By the Advocate Editorial Board
March 18, 2014 at 5 p.m.
Updated March 17, 2014 at 10:18 p.m.

Transparency is an essential quality for any level of government. From the U.S. Legislature down to local city councils, people need to be able to know what their elected representatives are doing and how decisions are being made.

Victoria County is making a step forward in this area. On March 10, the commissioners court voted in favor of using a new software to broadcast public meetings, such as the weekly Monday morning meetings, live on the Victoria County website. The move will do away with long-form, typed minutes, and the recording will become the official record.

We applaud the commissioners court for taking this much-needed step to increase transparency and availability of information to the public. The Victoria City Council has been using this method for a while, and it is a useful tool for those who are not able to attend meetings in person. When the controversy over the May 2013 City Council election results erupted into a controversy in the middle of a special meeting, residents were able to go to the city's website and watch the full meeting and controversy as it played out. We hope such an incident or any other major controversy never develops at the county level, but if it does, we are glad to know that residents will be able to review the footage and see how their elected officials are behaving in their positions.

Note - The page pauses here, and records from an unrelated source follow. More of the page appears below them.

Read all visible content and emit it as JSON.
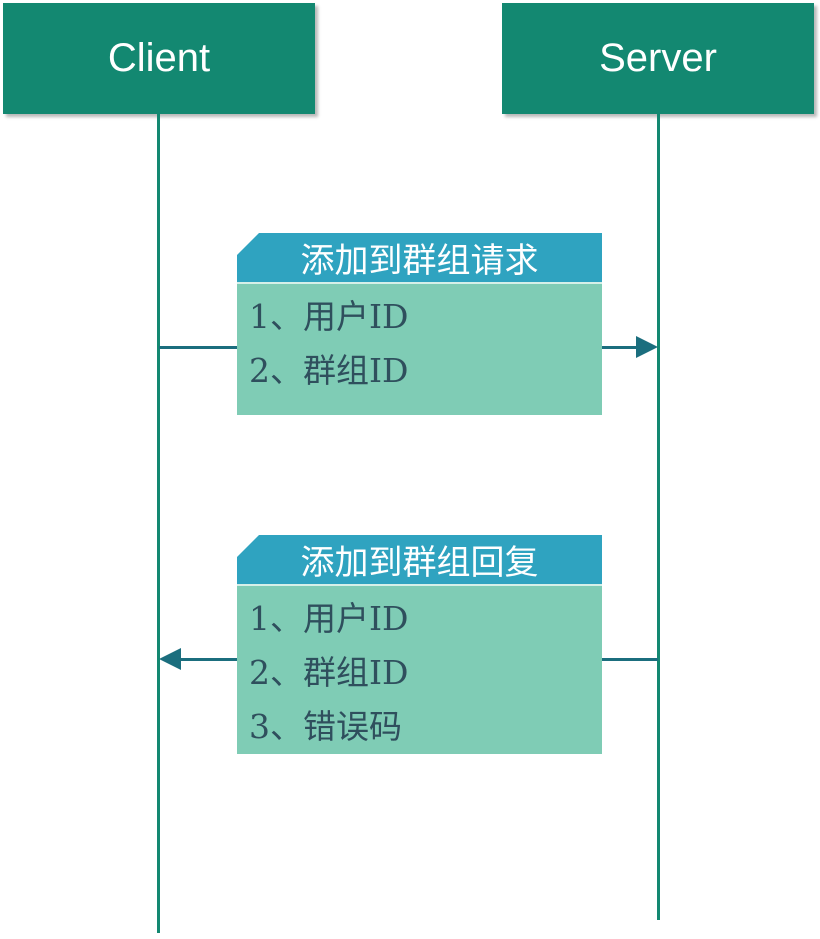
{
  "actors": {
    "client": "Client",
    "server": "Server"
  },
  "messages": {
    "request": {
      "title": "添加到群组请求",
      "direction": "client-to-server",
      "fields": [
        "1、用户ID",
        "2、群组ID"
      ]
    },
    "response": {
      "title": "添加到群组回复",
      "direction": "server-to-client",
      "fields": [
        "1、用户ID",
        "2、群组ID",
        "3、错误码"
      ]
    }
  },
  "colors": {
    "actor": "#138871",
    "lifeline": "#138871",
    "arrow": "#1b6e7e",
    "message_header": "#2fa3c0",
    "message_body": "#7fccb5",
    "field_text": "#2f4f5d"
  }
}
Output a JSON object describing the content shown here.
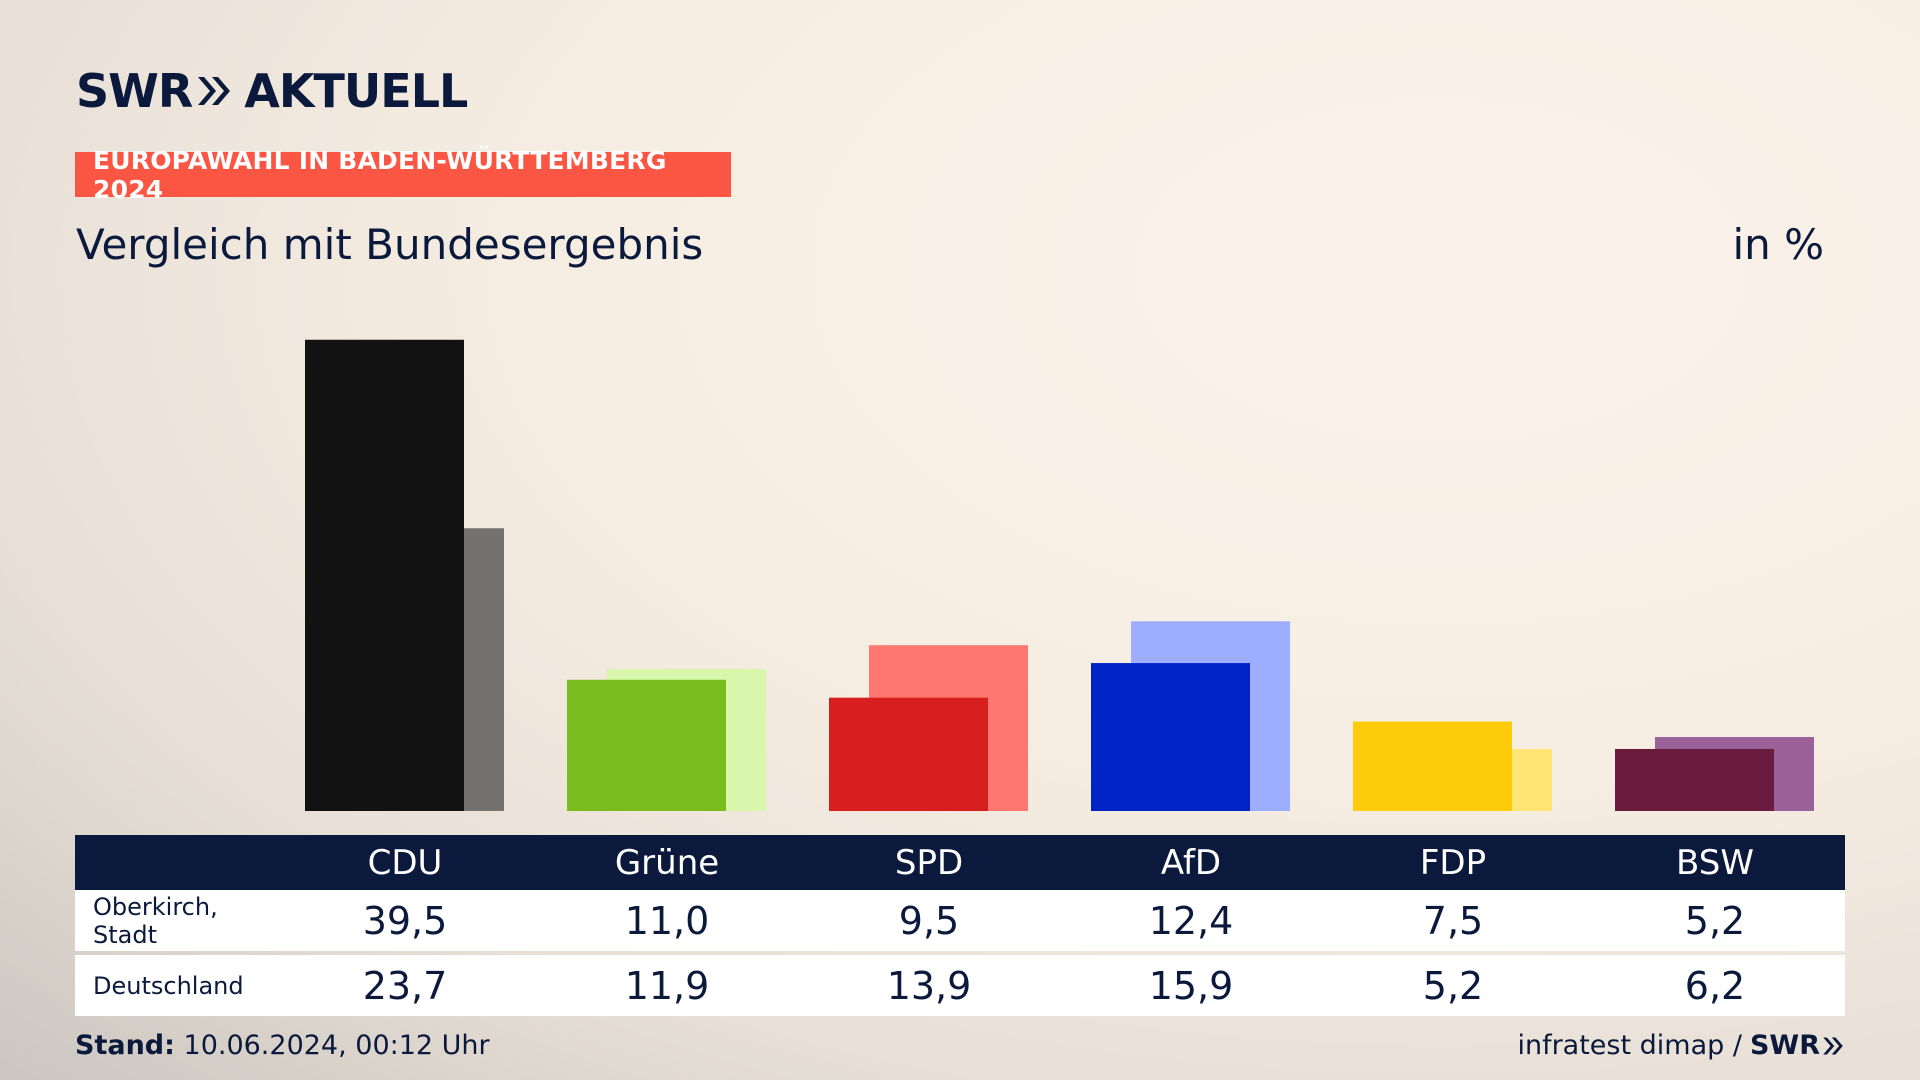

Some of the commissioners have expressed concerns that human error could result in the broadcasting of meetings that are meant to be held in closed session. We understand this concern, but there are simple steps that can be taken to ensure this does not happen. The simplest solution is for commissioners to have a separate meeting space specifically for closed sessions that does not have a camera or any other broadcasting equipment installed in the room. When it is time for closed session discussions, the commissioners court can simply step into the private meeting room and hold their discussion with total confidence that the discussion will not accidentally be broadcast.

The commissioners court makes decisions every week that can have a profound effect on our daily lives. It is essential that we, the taxpayers, know we can trust the decisions being made. Offering an online broadcast of meetings with a recording posted afterward is a step in the right direction, and we are grateful for this decision and the openness it implies. As journalists, we appreciate the value of this access, and we hope residents will use this service well.

This editorial reflects the views of the Victoria Advocate's editorial board.